1. Hook them up to the RoboRio’s DIO inputs (you’ll need two inputs per encoder, for the Channel A and Channel B signals), and set up your own code to manage and use the values from the encoders, or

2. Hook them directly up to a motor controller that supports encoder inputs, such as the Talon SRX using one of the available breakout boards.

If you’re happy with your Victor SP’s there’s no need to swap them out just to get an encoder working. However, I’ve read that there are many advantages to having the Talon SRX’s manage their own encoders. If you’re just starting out learning how to use encoders, I wouldn’t worry about this just yet.

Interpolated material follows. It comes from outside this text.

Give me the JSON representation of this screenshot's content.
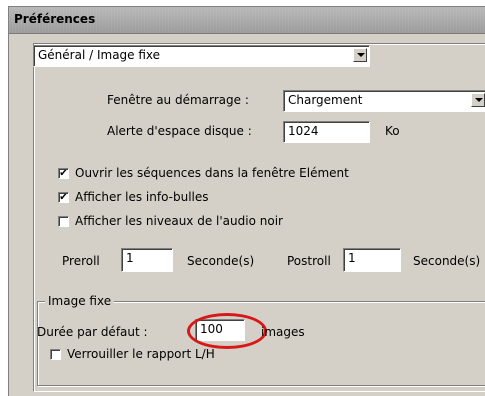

Here’s a good introduction to programming FRC robots to use encoders. The article shows you how to do it in Java and C++:

https://wpilib.screenstepslive.com/s/4485/m/13809/l/599717-encoders-measuring-rotation-of-a-wheel-or-other-shaft

Once you get your encoders working you’ll see them counting “ticks” as you move the robot. You’ll want to calibrate your software - the easiest way to do this is to push your robot for a known distance, say 10 feet, and then look at the “tick” count before and after the move. Take the measured count, divide by the distance, and you’ll have a conversion factor you can start using in your code. For example, if you measure (on average) 340 ticks per foot, then you know how to command the robot to travel a certain distance. Your code will get the current tick count, add or subtract the number of ticks you want, start the motors, and stop the motors when the tick count reaches the desired value.